We developed a new algorithm, FUpred, which predicts protein domain boundaries utilizing contact maps created by deep residual neural networks coupled with coevolutionary precision matrices. The core idea of the algorithm is to retrieve domain boundary locations by maximizing the number of intra-domain contacts, while minimizing the number of inter-domain contacts from the contact maps. FUpred was tested on a large-scale dataset consisting of 2549 proteins and generated correct single- and multi-domain classifications with a Matthew's correlation coefficient of 0.799, which was 19.1% (or 5.3%) higher than the best machine learning (or threading)-based method. For proteins with discontinuous domains, the domain boundary detection and normalized domain overlapping scores of FUpred were 0.788 and 0.521, respectively, which were 17.3% and 23.8% higher than the best control method. The results demonstrate a new avenue to accurately detect domain composition from sequence alone, especially for discontinuous, multi-domain proteins.
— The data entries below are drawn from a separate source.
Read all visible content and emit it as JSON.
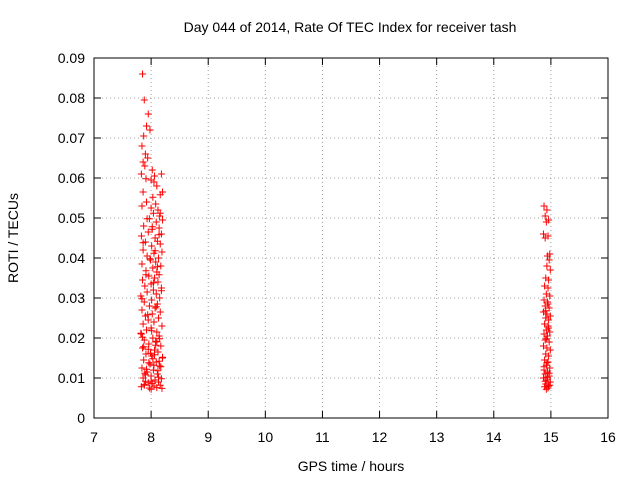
{
  "chart_data": {
    "type": "scatter",
    "title": "Day 044 of 2014, Rate Of TEC Index for receiver tash",
    "xlabel": "GPS time / hours",
    "ylabel": "ROTI / TECUs",
    "xlim": [
      7,
      16
    ],
    "ylim": [
      0,
      0.09
    ],
    "xticks": [
      7,
      8,
      9,
      10,
      11,
      12,
      13,
      14,
      15,
      16
    ],
    "yticks": [
      0,
      0.01,
      0.02,
      0.03,
      0.04,
      0.05,
      0.06,
      0.07,
      0.08,
      0.09
    ],
    "ytick_labels": [
      "0",
      "0.01",
      "0.02",
      "0.03",
      "0.04",
      "0.05",
      "0.06",
      "0.07",
      "0.08",
      "0.09"
    ],
    "grid": true,
    "marker": "plus",
    "series": [
      {
        "color": "#ff0000",
        "points": [
          [
            7.85,
            0.086
          ],
          [
            7.88,
            0.0795
          ],
          [
            7.95,
            0.076
          ],
          [
            7.92,
            0.073
          ],
          [
            7.98,
            0.072
          ],
          [
            7.87,
            0.0705
          ],
          [
            7.84,
            0.068
          ],
          [
            7.9,
            0.066
          ],
          [
            7.94,
            0.065
          ],
          [
            7.86,
            0.064
          ],
          [
            7.89,
            0.063
          ],
          [
            8.02,
            0.062
          ],
          [
            7.83,
            0.061
          ],
          [
            8.06,
            0.0605
          ],
          [
            7.91,
            0.0598
          ],
          [
            8.0,
            0.0595
          ],
          [
            8.18,
            0.061
          ],
          [
            8.05,
            0.059
          ],
          [
            8.1,
            0.058
          ],
          [
            8.2,
            0.0565
          ],
          [
            8.16,
            0.0558
          ],
          [
            7.86,
            0.0565
          ],
          [
            8.03,
            0.0552
          ],
          [
            7.92,
            0.054
          ],
          [
            8.08,
            0.0535
          ],
          [
            7.84,
            0.053
          ],
          [
            8.0,
            0.0525
          ],
          [
            8.12,
            0.052
          ],
          [
            8.04,
            0.0512
          ],
          [
            8.15,
            0.0505
          ],
          [
            7.97,
            0.0498
          ],
          [
            8.2,
            0.0495
          ],
          [
            8.09,
            0.049
          ],
          [
            7.87,
            0.048
          ],
          [
            8.14,
            0.0475
          ],
          [
            8.02,
            0.0472
          ],
          [
            7.95,
            0.0465
          ],
          [
            8.18,
            0.046
          ],
          [
            7.83,
            0.0455
          ],
          [
            8.07,
            0.045
          ],
          [
            8.11,
            0.0442
          ],
          [
            7.9,
            0.044
          ],
          [
            8.16,
            0.0435
          ],
          [
            8.01,
            0.043
          ],
          [
            7.86,
            0.042
          ],
          [
            8.19,
            0.0415
          ],
          [
            8.05,
            0.0412
          ],
          [
            7.93,
            0.0405
          ],
          [
            8.13,
            0.04
          ],
          [
            7.99,
            0.0395
          ],
          [
            8.08,
            0.039
          ],
          [
            7.84,
            0.0385
          ],
          [
            8.17,
            0.038
          ],
          [
            8.03,
            0.0375
          ],
          [
            7.91,
            0.0368
          ],
          [
            8.1,
            0.0365
          ],
          [
            8.14,
            0.0358
          ],
          [
            7.96,
            0.0355
          ],
          [
            8.06,
            0.035
          ],
          [
            7.85,
            0.0345
          ],
          [
            8.12,
            0.034
          ],
          [
            8.0,
            0.0335
          ],
          [
            7.89,
            0.033
          ],
          [
            8.18,
            0.0325
          ],
          [
            8.04,
            0.032
          ],
          [
            7.93,
            0.0315
          ],
          [
            8.09,
            0.031
          ],
          [
            7.82,
            0.0305
          ],
          [
            8.15,
            0.03
          ],
          [
            8.01,
            0.0295
          ],
          [
            7.88,
            0.029
          ],
          [
            8.11,
            0.0285
          ],
          [
            7.97,
            0.028
          ],
          [
            8.07,
            0.0275
          ],
          [
            7.84,
            0.027
          ],
          [
            8.16,
            0.0265
          ],
          [
            8.02,
            0.026
          ],
          [
            7.9,
            0.0255
          ],
          [
            8.13,
            0.025
          ],
          [
            7.95,
            0.0245
          ],
          [
            8.05,
            0.024
          ],
          [
            7.86,
            0.0235
          ],
          [
            8.19,
            0.023
          ],
          [
            8.0,
            0.0225
          ],
          [
            7.92,
            0.022
          ],
          [
            8.1,
            0.0215
          ],
          [
            7.83,
            0.021
          ],
          [
            8.14,
            0.0205
          ],
          [
            8.03,
            0.02
          ],
          [
            7.88,
            0.0195
          ],
          [
            8.08,
            0.019
          ],
          [
            7.96,
            0.0185
          ],
          [
            8.17,
            0.018
          ],
          [
            7.85,
            0.0175
          ],
          [
            8.06,
            0.017
          ],
          [
            8.12,
            0.0165
          ],
          [
            7.91,
            0.016
          ],
          [
            8.01,
            0.0155
          ],
          [
            8.2,
            0.015
          ],
          [
            7.87,
            0.0145
          ],
          [
            8.09,
            0.014
          ],
          [
            7.98,
            0.0135
          ],
          [
            8.15,
            0.013
          ],
          [
            7.84,
            0.0125
          ],
          [
            8.04,
            0.012
          ],
          [
            7.93,
            0.0115
          ],
          [
            8.11,
            0.011
          ],
          [
            8.0,
            0.0105
          ],
          [
            7.86,
            0.01
          ],
          [
            8.18,
            0.0098
          ],
          [
            8.07,
            0.0095
          ],
          [
            7.9,
            0.0092
          ],
          [
            8.13,
            0.009
          ],
          [
            7.95,
            0.0088
          ],
          [
            8.02,
            0.0086
          ],
          [
            7.88,
            0.0084
          ],
          [
            8.16,
            0.0082
          ],
          [
            8.05,
            0.008
          ],
          [
            7.83,
            0.0078
          ],
          [
            8.1,
            0.0076
          ],
          [
            7.97,
            0.0075
          ],
          [
            8.19,
            0.0074
          ],
          [
            8.0,
            0.0072
          ],
          [
            7.92,
            0.0122
          ],
          [
            8.14,
            0.0142
          ],
          [
            7.99,
            0.0162
          ],
          [
            8.08,
            0.0182
          ],
          [
            7.85,
            0.0202
          ],
          [
            8.17,
            0.0128
          ],
          [
            8.03,
            0.0148
          ],
          [
            7.9,
            0.0108
          ],
          [
            8.12,
            0.0118
          ],
          [
            7.96,
            0.0138
          ],
          [
            8.06,
            0.0158
          ],
          [
            7.87,
            0.0178
          ],
          [
            8.15,
            0.0198
          ],
          [
            8.01,
            0.0218
          ],
          [
            7.94,
            0.0258
          ],
          [
            8.09,
            0.0278
          ],
          [
            7.84,
            0.0298
          ],
          [
            8.18,
            0.0318
          ],
          [
            8.04,
            0.0338
          ],
          [
            7.91,
            0.0358
          ],
          [
            8.11,
            0.0378
          ],
          [
            7.98,
            0.0398
          ],
          [
            8.07,
            0.0418
          ],
          [
            7.86,
            0.0438
          ],
          [
            8.14,
            0.0458
          ],
          [
            8.02,
            0.0478
          ],
          [
            7.93,
            0.0498
          ],
          [
            8.16,
            0.0512
          ],
          [
            7.89,
            0.0112
          ],
          [
            8.05,
            0.0132
          ],
          [
            8.2,
            0.0152
          ],
          [
            7.95,
            0.0172
          ],
          [
            8.1,
            0.0192
          ],
          [
            7.82,
            0.0212
          ],
          [
            8.13,
            0.0102
          ],
          [
            8.0,
            0.0092
          ],
          [
            7.88,
            0.0082
          ],
          [
            14.88,
            0.053
          ],
          [
            14.93,
            0.052
          ],
          [
            14.9,
            0.0505
          ],
          [
            14.96,
            0.0495
          ],
          [
            14.92,
            0.049
          ],
          [
            14.87,
            0.046
          ],
          [
            14.95,
            0.0455
          ],
          [
            14.9,
            0.045
          ],
          [
            14.98,
            0.041
          ],
          [
            14.94,
            0.0405
          ],
          [
            14.97,
            0.0395
          ],
          [
            14.93,
            0.038
          ],
          [
            14.99,
            0.037
          ],
          [
            14.91,
            0.035
          ],
          [
            14.96,
            0.0345
          ],
          [
            14.89,
            0.033
          ],
          [
            14.95,
            0.0325
          ],
          [
            14.92,
            0.031
          ],
          [
            14.98,
            0.0305
          ],
          [
            14.88,
            0.0295
          ],
          [
            14.94,
            0.029
          ],
          [
            14.9,
            0.028
          ],
          [
            14.97,
            0.0275
          ],
          [
            14.87,
            0.0265
          ],
          [
            14.93,
            0.026
          ],
          [
            14.99,
            0.0255
          ],
          [
            14.91,
            0.025
          ],
          [
            14.96,
            0.0245
          ],
          [
            14.89,
            0.0235
          ],
          [
            14.95,
            0.023
          ],
          [
            14.92,
            0.022
          ],
          [
            14.98,
            0.0215
          ],
          [
            14.88,
            0.021
          ],
          [
            14.94,
            0.0205
          ],
          [
            14.9,
            0.0195
          ],
          [
            14.97,
            0.019
          ],
          [
            14.87,
            0.018
          ],
          [
            14.93,
            0.0175
          ],
          [
            14.99,
            0.017
          ],
          [
            14.91,
            0.016
          ],
          [
            14.96,
            0.0155
          ],
          [
            14.89,
            0.0145
          ],
          [
            14.95,
            0.014
          ],
          [
            14.92,
            0.0132
          ],
          [
            14.98,
            0.0125
          ],
          [
            14.88,
            0.012
          ],
          [
            14.94,
            0.0115
          ],
          [
            14.9,
            0.011
          ],
          [
            14.97,
            0.0105
          ],
          [
            14.87,
            0.01
          ],
          [
            14.93,
            0.0095
          ],
          [
            14.99,
            0.009
          ],
          [
            14.91,
            0.0085
          ],
          [
            14.96,
            0.008
          ],
          [
            14.89,
            0.0078
          ],
          [
            14.95,
            0.0075
          ],
          [
            14.92,
            0.0072
          ],
          [
            14.98,
            0.0082
          ],
          [
            14.9,
            0.0092
          ],
          [
            14.94,
            0.0102
          ],
          [
            14.97,
            0.0112
          ],
          [
            14.88,
            0.0128
          ],
          [
            14.93,
            0.0138
          ],
          [
            14.96,
            0.0225
          ],
          [
            14.91,
            0.0268
          ],
          [
            14.95,
            0.0285
          ],
          [
            14.92,
            0.0198
          ]
        ]
      }
    ]
  }
}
AVAILABILITY AND IMPLEMENTATION

https://zhanglab.ccmb.med.umich.edu/FUpred.

SUPPLEMENTARY INFORMATION

Supplementary data are available at Bioinformatics online.

摘要

动机

蛋白质结构域是可以独立折叠和发挥功能的亚基。因此,正确的结构域边界分配是准确分析蛋白质结构和功能的关键步骤。然而,目前还没有有效的算法可以从序列中准确预测结构域。对于具有不连续结构域的蛋白质,该问题尤其具有挑战性,因为这些蛋白质的结构域由沿着序列分离的结构域片段组成。

结果

我们开发了一种新算法 FUpred,该算法利用深度残差神经网络与共进化精确矩阵创建的接触图来预测蛋白质结构域边界。该算法的核心思想是通过最大化结构域内接触的数量,同时最小化接触图中外结构域接触的数量来检索结构域边界位置。FUpred 在一个包含 2549 个蛋白质的大规模数据集上进行了测试,生成的单结构域和多结构域分类的马修斯相关系数为 0.799,比最佳机器学习(或线程)方法高 19.1%(或 5.3%)。对于具有不连续结构域的蛋白质,FUpred 的结构域边界检测和归一化结构域重叠得分分别为 0.788 和 0.521,比最佳对照方法高 17.3%和 23.8%。结果表明了一种从序列中准确检测结构域组成的新途径,特别是对于不连续的多结构域蛋白质。

可用性和实施情况

https://zhanglab.ccmb.med.umich.edu/FUpred。

补充信息

补充数据可在 Bioinformatics 在线获取。